Contactée, l'ARS Auvergne Rhône-Alpes n'a pas donné suite à nos demandes à ce stade concernant ce dossier.

Pour rappel, l'annonce de la vente du Groupement Hospitalier Mutualiste de Grenoble (GHM) intervenue en septembre 2019 par les mutuelles Adrea et la Mutualité Française  avait déjà suscité l'émoi sur la scène grenobloise durant plusieurs mois.

En premier lieu en raison de la mission de service public, assurée par cet établissement de santé privé d'intérêt collectif (Espic) encore régi par le Code de la Mutualité qui emploie 1.300 salariés. Mais aussi de sa taille, puisqu'il se positionne comme le second établissement de référence sur le bassin grenoblois, avec ses 1.600 naissances et 35.000 passages aux urgences enregistrés en 2019.

Des réactions politiques

Un certain nombre de personnalités politiques, dont le maire de Grenoble Eric Piolle ainsi que le président de la métropole, Christophe Ferrari, avaient fait part de leur inquiétude à l'égard de ce projet de cession et demandé à leur tour des engagements, de la part du groupe Adréa (devenue Aésio) et de l'UMG GHM. La Métropole de Grenoble avait même tenté de préempter l'usage du bâtiment du GHM, à travers un arrêté publié début 2021, en vain.

Et c'était d'ailleurs encore le cas cette semaine puisque ce lundi, l'adjoint à la Santé de la Ville de Grenoble Pierre-André Juven estimait que « face aux comportements de grands groupes mutualistes, n'ayant plus de mutualiste que le nom, et à la menace d'une cession de la clinique mutualiste sans garantie pour la pérennité du service de santé public, nous, élus de terrain exprimons notre inquiétude et soutenons la mobilisation des syndicats et collectifs d'usagers et d'habitants depuis 2020. »

Ce mercredi, le maire de Grenoble Eric Piolle, qui est par ailleurs président du conseil de surveillance du CHU de Grenoble, a réagi lui aussi lors des voeux qu'il adressait à la presse ce mercredi matin :

« Depuis le début, j'ai dit que M. Bensaïd était à la tête d'une organisation qui fonctionne comme une pyramide de Ponzi, un château de cartes... On le voit ici, à Chamrousse, en Bretagne, un peu partout en France.
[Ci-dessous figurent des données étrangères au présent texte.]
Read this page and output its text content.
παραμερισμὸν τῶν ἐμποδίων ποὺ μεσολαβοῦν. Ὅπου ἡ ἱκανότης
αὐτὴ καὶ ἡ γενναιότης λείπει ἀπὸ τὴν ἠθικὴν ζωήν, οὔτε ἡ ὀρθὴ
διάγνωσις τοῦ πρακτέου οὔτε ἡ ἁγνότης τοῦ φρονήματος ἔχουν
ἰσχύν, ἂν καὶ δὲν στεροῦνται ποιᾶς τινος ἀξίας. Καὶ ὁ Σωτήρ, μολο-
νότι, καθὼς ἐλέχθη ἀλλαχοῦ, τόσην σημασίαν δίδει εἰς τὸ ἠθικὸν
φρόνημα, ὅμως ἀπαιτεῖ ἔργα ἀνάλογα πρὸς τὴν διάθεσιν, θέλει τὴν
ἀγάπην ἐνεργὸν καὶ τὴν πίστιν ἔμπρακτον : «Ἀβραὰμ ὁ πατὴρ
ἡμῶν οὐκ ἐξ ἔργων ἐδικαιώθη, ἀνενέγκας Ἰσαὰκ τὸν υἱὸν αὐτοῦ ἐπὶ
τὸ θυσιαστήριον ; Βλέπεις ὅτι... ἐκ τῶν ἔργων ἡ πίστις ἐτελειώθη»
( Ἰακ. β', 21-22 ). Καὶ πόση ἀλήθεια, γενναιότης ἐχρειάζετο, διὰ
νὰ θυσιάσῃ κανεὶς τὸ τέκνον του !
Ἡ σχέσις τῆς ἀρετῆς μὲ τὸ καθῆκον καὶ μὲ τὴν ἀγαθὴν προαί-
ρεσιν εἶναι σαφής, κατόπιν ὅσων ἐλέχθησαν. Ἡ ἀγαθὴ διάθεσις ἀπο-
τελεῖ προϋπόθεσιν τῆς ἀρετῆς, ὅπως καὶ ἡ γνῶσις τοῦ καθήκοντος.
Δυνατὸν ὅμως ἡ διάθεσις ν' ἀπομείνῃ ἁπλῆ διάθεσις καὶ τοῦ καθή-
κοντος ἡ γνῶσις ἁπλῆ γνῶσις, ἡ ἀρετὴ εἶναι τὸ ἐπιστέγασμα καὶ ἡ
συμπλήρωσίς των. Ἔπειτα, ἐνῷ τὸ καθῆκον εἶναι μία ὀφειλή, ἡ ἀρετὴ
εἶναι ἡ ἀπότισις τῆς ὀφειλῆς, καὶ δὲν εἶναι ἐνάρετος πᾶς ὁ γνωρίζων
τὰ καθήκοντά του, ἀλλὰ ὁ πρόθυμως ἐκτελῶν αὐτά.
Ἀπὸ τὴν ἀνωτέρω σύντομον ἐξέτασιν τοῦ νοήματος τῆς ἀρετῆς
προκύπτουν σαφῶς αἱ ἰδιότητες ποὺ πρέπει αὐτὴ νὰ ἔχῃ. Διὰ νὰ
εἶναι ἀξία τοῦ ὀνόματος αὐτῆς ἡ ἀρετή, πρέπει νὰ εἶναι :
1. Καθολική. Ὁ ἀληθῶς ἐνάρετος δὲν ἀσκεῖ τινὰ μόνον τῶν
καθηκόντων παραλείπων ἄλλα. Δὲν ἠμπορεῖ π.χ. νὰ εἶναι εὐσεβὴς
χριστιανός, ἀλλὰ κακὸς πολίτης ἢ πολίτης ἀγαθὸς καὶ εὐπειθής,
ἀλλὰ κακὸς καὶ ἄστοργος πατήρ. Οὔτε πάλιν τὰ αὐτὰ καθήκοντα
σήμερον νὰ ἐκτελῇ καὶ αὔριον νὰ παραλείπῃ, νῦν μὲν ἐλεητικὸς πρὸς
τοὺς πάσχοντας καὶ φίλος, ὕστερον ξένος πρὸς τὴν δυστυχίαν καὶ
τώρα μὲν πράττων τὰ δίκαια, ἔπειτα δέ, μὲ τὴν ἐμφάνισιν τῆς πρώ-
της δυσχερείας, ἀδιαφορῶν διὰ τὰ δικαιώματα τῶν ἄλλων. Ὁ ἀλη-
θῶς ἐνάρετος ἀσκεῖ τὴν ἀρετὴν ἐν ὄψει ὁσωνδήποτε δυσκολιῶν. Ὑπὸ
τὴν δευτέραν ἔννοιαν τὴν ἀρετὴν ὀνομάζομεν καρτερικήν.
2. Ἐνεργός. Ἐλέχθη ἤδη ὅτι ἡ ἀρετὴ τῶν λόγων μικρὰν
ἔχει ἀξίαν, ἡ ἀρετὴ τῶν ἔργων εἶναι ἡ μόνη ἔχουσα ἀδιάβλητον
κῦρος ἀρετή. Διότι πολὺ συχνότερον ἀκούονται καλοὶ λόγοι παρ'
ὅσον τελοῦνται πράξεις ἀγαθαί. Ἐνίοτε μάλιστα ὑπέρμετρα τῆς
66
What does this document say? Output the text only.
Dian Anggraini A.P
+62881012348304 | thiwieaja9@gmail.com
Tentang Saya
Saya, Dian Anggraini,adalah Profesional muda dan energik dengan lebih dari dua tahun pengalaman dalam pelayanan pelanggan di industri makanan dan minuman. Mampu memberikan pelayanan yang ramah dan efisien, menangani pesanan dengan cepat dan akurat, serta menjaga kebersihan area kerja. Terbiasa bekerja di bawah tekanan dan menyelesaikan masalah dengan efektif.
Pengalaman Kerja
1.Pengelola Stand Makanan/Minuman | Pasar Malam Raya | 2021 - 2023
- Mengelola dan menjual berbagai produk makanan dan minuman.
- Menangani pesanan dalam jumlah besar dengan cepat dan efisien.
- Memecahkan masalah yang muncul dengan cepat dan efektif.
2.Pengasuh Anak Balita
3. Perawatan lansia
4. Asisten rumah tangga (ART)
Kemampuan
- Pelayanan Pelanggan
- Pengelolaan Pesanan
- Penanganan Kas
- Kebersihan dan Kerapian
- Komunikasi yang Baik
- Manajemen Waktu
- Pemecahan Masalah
Le risque était que la clinique mutualiste qui est le plus gros de ses achats, soit le coup de trop pour lui ».

L'élu écologiste interpelle le gouvernement afin qu'une solution soit trouvée pour que « cet acteur majeur de la santé reste dans le giron public ». Et d'ajouter : « On ne peut pas laisser se développer la santé-business ».

A l'époque, plusieurs dossiers de reprise avaient été soumis, dont l'un sous la forme d'une société coopérative (SCIC) par un collectif de salariés et habitants du quartier, et un second piloté par le CHU de Grenoble lui-même, déjà partenaire de l'établissement dans le cadre de l'organisation des services d'urgence à l'échelle du territoire, et qui s'était associé à l'AGDUC, une structure associative spécialisée dans la prise en charge de l'insuffisance rénale chronique.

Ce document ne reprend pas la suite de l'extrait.